Labyrinth (1986) / Fantasy-Adventure

MPAA Rated: PG for some scary images
Running Time: 101 min.

Cast: Jennifer Connelly, David Bowie, Toby Froud, Shelley Thompson
Director:
Jim Henson
Screenplay: Terry Jones
Review published February 20, 1999

Jennifer Connelly (A Beautiful Mind, Hulk) is cast in one of her first starring roles as Sarah, a teenage girl who has grown tired of her stepmother and father leaving her home alone to babysit her infant brother, Toby.  In a bout of exasperation, she wishes him away, and inadvertently summons the mythical Goblin King, Jareth (Bowie, The Hunger), who kidnaps the baby and steals him away into his fantasy realm.  There, the baby boy remains hidden in a dangerous castle in the middle of an ornate labyrinth, and if Sarah wants a chance at getting the brother she really didn't want to go back, she must traverse the enigmatic trail before midnight, or the Goblin King gets to keep Toby forever.

Although considered a box office failure at the time of its release, Labyrinth has become something of an older children's classic over the years.  Produced by George Lucas (Indiana Jones and the Temple of Doom, Return of the Jedi), directed by Muppet maven Jim Henson (The Dark Crystal, The Great Muppet Caper), Labyrinth is a classic fantasy tale, in the mold of The Wizard of Oz and Alice in Wonderland, of one young girl's perilous quest through strange environs, although featuring songs by David Bowie and Henson's Muppet crew.  

The screenplay is credited to Monty Python alum Terry Jones (And Now for Something Completely Different, The Life of Brian), who infuses the dialogue with camp and mirth, while an underlying sense of longing and sadness permeates much of this story, left mostly understated through the protagonist's absence of her beloved natural mother and her clinging to the happier times of her childhood.  Somewhat dated by its synthy soundtrack, the film nevertheless delights on many other levels, including good casting of the leads, fantastic sets and costumes, great puppetry and pre-CGI special effects, and a tongue-in-cheek attitude that future films like Shrek and the Harry Potter series would recreate decades later.

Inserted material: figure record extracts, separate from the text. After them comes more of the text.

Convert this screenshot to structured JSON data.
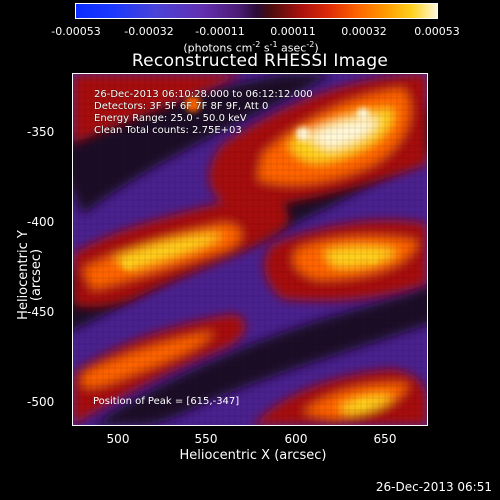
{
  "colorbar": {
    "ticks": [
      "-0.00053",
      "-0.00032",
      "-0.00011",
      "0.00011",
      "0.00032",
      "0.00053"
    ],
    "units_prefix": "(photons cm",
    "units_exp1": "-2",
    "units_s": " s",
    "units_exp2": "-1",
    "units_asec": " asec",
    "units_exp3": "-2",
    "units_suffix": ")"
  },
  "title": "Reconstructed RHESSI Image",
  "info": {
    "time_range": "26-Dec-2013 06:10:28.000 to 06:12:12.000",
    "detectors": "Detectors: 3F 5F 6F 7F 8F 9F, Att 0",
    "energy": "Energy Range: 25.0 - 50.0 keV",
    "clean": "Clean     Total counts: 2.75E+03"
  },
  "peak": "Position of Peak = [615,-347]",
  "axes": {
    "xlabel": "Heliocentric X (arcsec)",
    "ylabel": "Heliocentric Y (arcsec)",
    "xticks": [
      "500",
      "550",
      "600",
      "650"
    ],
    "yticks": [
      "-350",
      "-400",
      "-450",
      "-500"
    ]
  },
  "footer": "26-Dec-2013 06:51",
  "palette": {
    "bg_negative": "#4a218f",
    "dark_band": "#1b0b28",
    "red": "#a7100e",
    "orange": "#ff6400",
    "yellow": "#ffd11e",
    "white_hot": "#fff8d8"
  }
}
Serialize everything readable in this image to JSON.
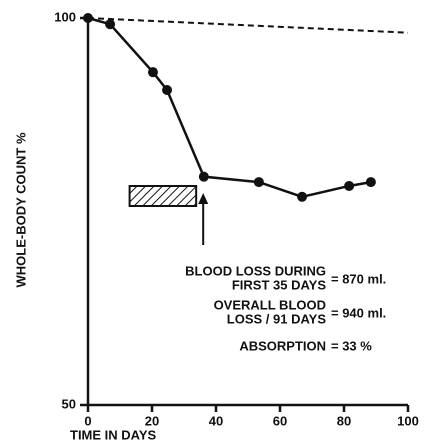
{
  "chart_data": {
    "type": "line",
    "y_axis_label": "WHOLE-BODY COUNT %",
    "x_axis_label": "TIME IN DAYS",
    "x": [
      0,
      6.9,
      20.3,
      24.7,
      36.2,
      53.4,
      66.9,
      81.6,
      88.4
    ],
    "series": [
      {
        "color": "#111111",
        "values": [
          100,
          99.2,
          93.0,
          90.7,
          79.5,
          78.8,
          76.9,
          78.3,
          78.8
        ]
      }
    ],
    "reference_line": {
      "x": [
        0,
        100
      ],
      "values": [
        100,
        98.1
      ],
      "dashed": true,
      "color": "#111111"
    },
    "hatched_period": [
      13,
      33.8
    ],
    "arrow_x": 36,
    "xlim": [
      0,
      100
    ],
    "xticks": [
      0,
      20,
      40,
      60,
      80,
      100
    ],
    "ylim": [
      50,
      100
    ],
    "yticks": [
      50,
      100
    ],
    "annotations": [
      {
        "lines": [
          "BLOOD LOSS DURING",
          "FIRST 35 DAYS"
        ],
        "value": "= 870 ml."
      },
      {
        "lines": [
          "OVERALL BLOOD",
          "LOSS / 91 DAYS"
        ],
        "value": "= 940 ml."
      },
      {
        "lines": [
          "ABSORPTION"
        ],
        "value": "= 33 %"
      }
    ]
  }
}
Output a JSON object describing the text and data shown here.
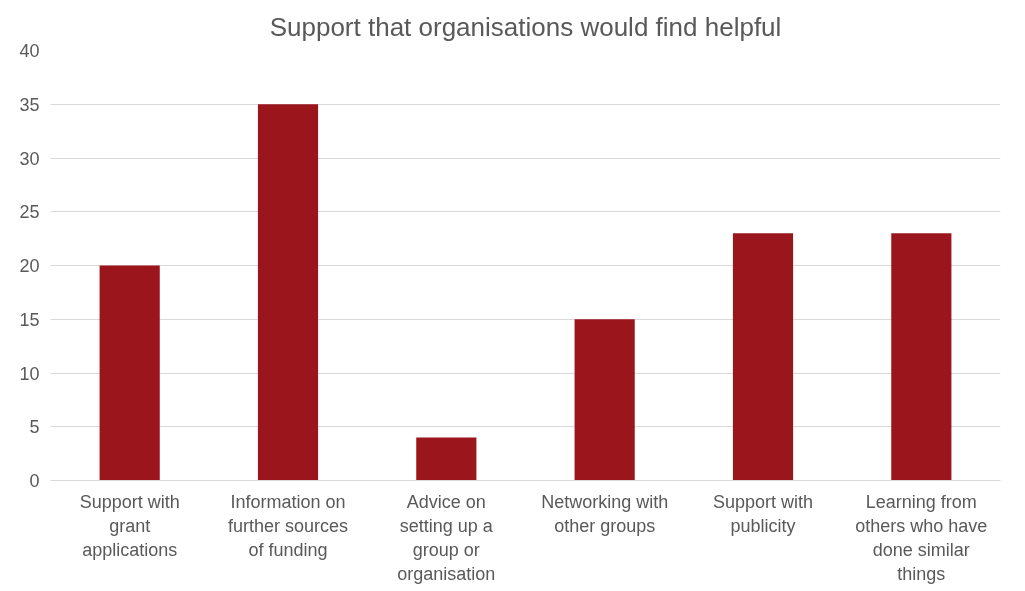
{
  "chart_data": {
    "type": "bar",
    "title": "Support that organisations would find helpful",
    "categories": [
      "Support with grant applications",
      "Information on further sources of funding",
      "Advice on setting up a group or organisation",
      "Networking with other groups",
      "Support with publicity",
      "Learning from others who have done similar things"
    ],
    "values": [
      20,
      35,
      4,
      15,
      23,
      23
    ],
    "color": "#9b151d",
    "ylim": [
      0,
      40
    ],
    "yticks": [
      0,
      5,
      10,
      15,
      20,
      25,
      30,
      35,
      40
    ],
    "grid": "y"
  }
}
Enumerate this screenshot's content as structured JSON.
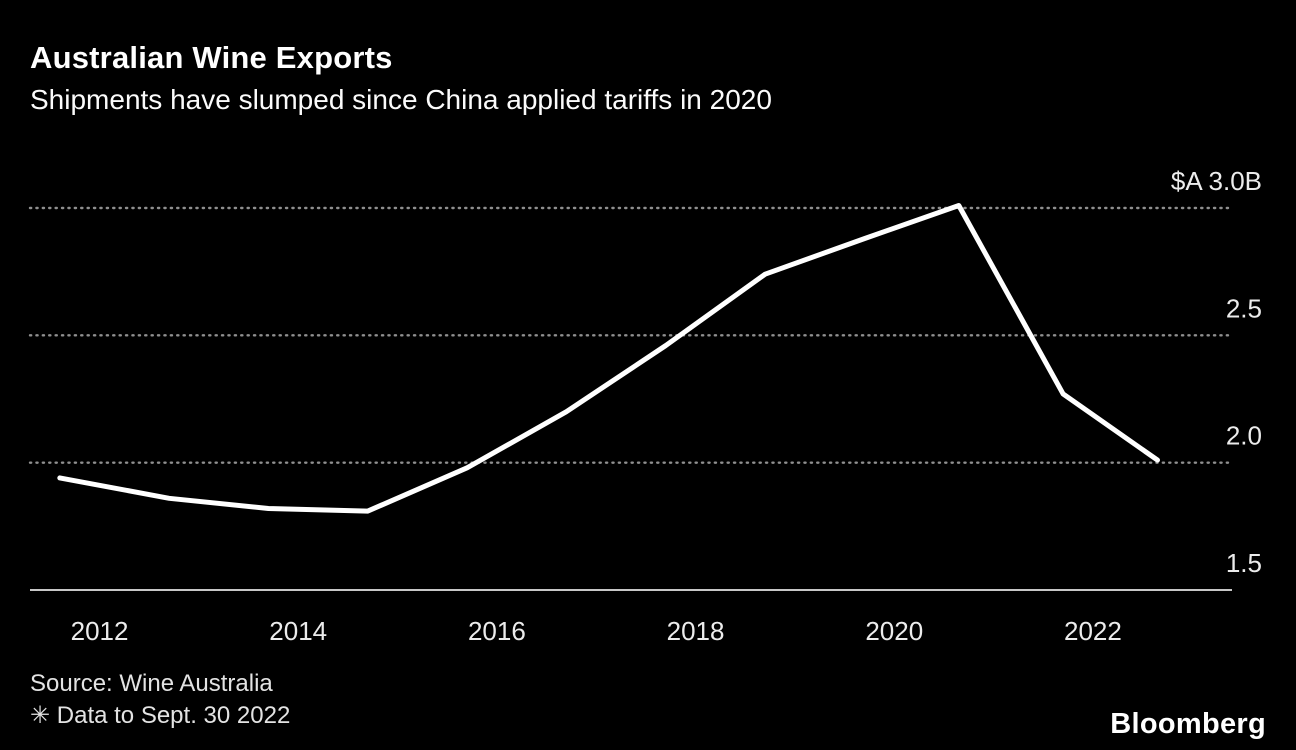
{
  "header": {
    "title": "Australian Wine Exports",
    "subtitle": "Shipments have slumped since China applied tariffs in 2020"
  },
  "footer": {
    "source": "Source: Wine Australia",
    "note": "✳ Data to Sept. 30 2022",
    "brand": "Bloomberg"
  },
  "chart_data": {
    "type": "line",
    "title": "Australian Wine Exports",
    "subtitle": "Shipments have slumped since China applied tariffs in 2020",
    "series": [
      {
        "name": "Australian Wine Exports",
        "x": [
          2011.6,
          2012.7,
          2013.7,
          2014.7,
          2015.7,
          2016.7,
          2017.7,
          2018.7,
          2019.7,
          2020.65,
          2021.7,
          2022.65
        ],
        "values": [
          1.94,
          1.86,
          1.82,
          1.81,
          1.98,
          2.2,
          2.46,
          2.74,
          2.88,
          3.01,
          2.27,
          2.01
        ]
      }
    ],
    "x_ticks": [
      2012,
      2014,
      2016,
      2018,
      2020,
      2022
    ],
    "y_ticks": [
      {
        "value": 3.0,
        "label": "$A 3.0B"
      },
      {
        "value": 2.5,
        "label": "2.5"
      },
      {
        "value": 2.0,
        "label": "2.0"
      },
      {
        "value": 1.5,
        "label": "1.5"
      }
    ],
    "unit": "$A billions",
    "xlim": [
      2011.3,
      2023.4
    ],
    "ylim": [
      1.5,
      3.0
    ],
    "grid": "dotted-horizontal",
    "legend": "none",
    "colors": {
      "line": "#ffffff",
      "grid": "#8f8f8f",
      "axis": "#c7c7c7",
      "background": "#000000",
      "text": "#ececec"
    }
  }
}
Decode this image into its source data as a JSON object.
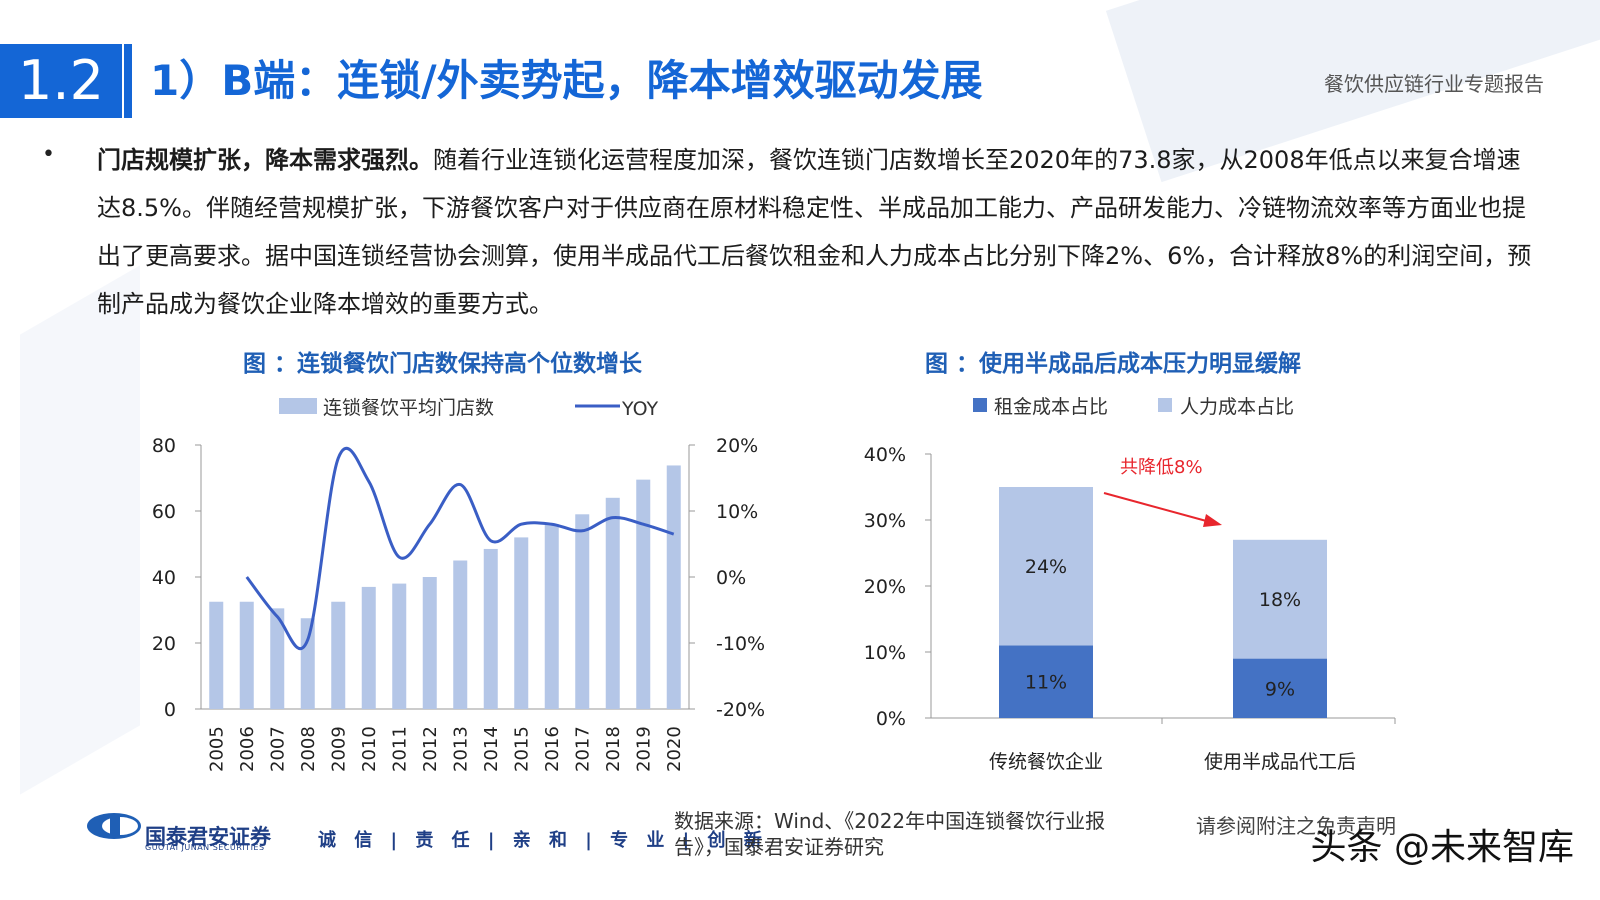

While Connelly is as appealing as a young actress could be in such a role, David Bowie is the one that commands the attention on the human side with his wild hair, androgynous costumes, and ridiculously tight tights.  His songs aren't ranked among his finest works, but they are catchy in their own substandard fashion, and perfectly in keeping with the ambiguous nature that what we're witnessing may very well be one young mid-80s girl's vivid daydream, inspired from the book of the same name that she so enjoys playacting out of, come to life.  Not to mention they provide a bit of levity to the "evil" side of things that makes his cajoling of the young Sarah into staying with him an appealing proposition.

Although most people remember Labyrinth as a fun fantasy flick, it's really more about a girl's emergence into womanhood, having to put away the childish things and dreams that gave her the sustenance she needed to cope with whatever ailed her.  The creatures of the world of the labyrinth are evidenced throughout her bedroom, and pictures of her natural mother, who ostensibly worked as an actress in the theater that Sarah is a huge fan of, adorn her mirror.  Some claim that Sarah's mother is pictured in one picture with David Bowie, which raises all sorts of connotations about Sarah's emerging sexuality and the confusion it causes her in trying to maintain her childlike innocence and naive outlook on life.  

Labyrinth is a highly imaginative fantasy adventure filled with delightful performances and wildly conceived characters. Bowie and Connelly are excellent in their respective roles, and the film as a whole is championed by outstanding sets and designs.  It's a wonderful adventure that seems to get better with age, and highly recommended for children of all ages.